Given an array S of n integers, find three integers in S such that the sum is closest to a given number, target. Return the sum of the three integers. You may assume that each input would have exactly one solution.

For example, given array S = {-1 2 1 -4}, and target = 1.

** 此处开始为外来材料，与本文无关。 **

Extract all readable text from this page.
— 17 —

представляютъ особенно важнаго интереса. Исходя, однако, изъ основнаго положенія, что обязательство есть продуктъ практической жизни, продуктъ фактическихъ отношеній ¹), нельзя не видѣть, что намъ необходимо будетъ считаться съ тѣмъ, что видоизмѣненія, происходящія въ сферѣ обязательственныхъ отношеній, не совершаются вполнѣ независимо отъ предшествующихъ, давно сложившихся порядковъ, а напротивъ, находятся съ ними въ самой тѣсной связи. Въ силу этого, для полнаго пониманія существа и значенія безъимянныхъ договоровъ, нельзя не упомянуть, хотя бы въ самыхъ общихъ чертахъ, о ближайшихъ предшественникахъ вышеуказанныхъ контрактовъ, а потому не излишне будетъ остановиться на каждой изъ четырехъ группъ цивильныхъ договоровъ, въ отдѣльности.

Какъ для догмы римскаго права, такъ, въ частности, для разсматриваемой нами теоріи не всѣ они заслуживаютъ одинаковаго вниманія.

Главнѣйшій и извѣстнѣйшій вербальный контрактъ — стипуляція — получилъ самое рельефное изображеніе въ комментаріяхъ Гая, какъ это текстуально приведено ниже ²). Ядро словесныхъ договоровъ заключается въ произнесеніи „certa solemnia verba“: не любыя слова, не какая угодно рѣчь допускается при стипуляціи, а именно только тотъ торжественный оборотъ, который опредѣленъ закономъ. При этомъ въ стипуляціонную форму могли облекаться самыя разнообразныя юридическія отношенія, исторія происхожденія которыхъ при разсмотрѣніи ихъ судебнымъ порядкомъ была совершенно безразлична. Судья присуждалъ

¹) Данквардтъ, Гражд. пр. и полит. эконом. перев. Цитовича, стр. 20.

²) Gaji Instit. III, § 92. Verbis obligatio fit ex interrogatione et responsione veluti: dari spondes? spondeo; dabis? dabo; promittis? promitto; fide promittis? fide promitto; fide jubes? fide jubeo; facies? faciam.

The sum that is closest to the target is 2. (-1 + 2 + 1 = 2).

2. 解决思路

这道题与LeetCode上的15题很类似，但是这道题少了对重复三元组合的判断，所以说这道题可以说还简单了一些。解决问题的关键还是对数组下标的灵活利用，一句话概括就是：先对数组排序，然后左右（头尾）向中间靠拢。

3. 完整代码

#include<iostream>
#include<vector>
#include<algorithm>
using namespace std;

int threeSumCloset(vector<int> &num, int target){
int ret = num[0] + num[1] + num[2];
int len = num.size();

sort(num.begin(), num.end());

for (int i = 0; i < len - 3; i++)
{
//第一个数：num[i]
int j = i + 1;    //第二个数
int k = len - 1;    //第三个数
while (j < k)
{
int sum = num[i] + num[j] + num[k];
if (abs(sum - target) < abs(ret - target))
ret = sum;
if (sum < target)
{
++j;
}
else if (sum > target)
{
--k;
}
else
{
++j;
--k;
}
}
}
return ret;
}

int main(){
vector<int> array;
int temp = 0;
int key = 0;
cout << "请输入整数数组的各元素：\n" << endl;
while (cin >> temp)
{
array.push_back(temp);
if (cin.peek() == '\n')
{
break;
}
}
cout << "请输入目标值：\n" << endl;
cin >> key;
int result = threeSumCloset(array , key);
cout << "最接近目标值的三数之和是：\n" << result << endl;
}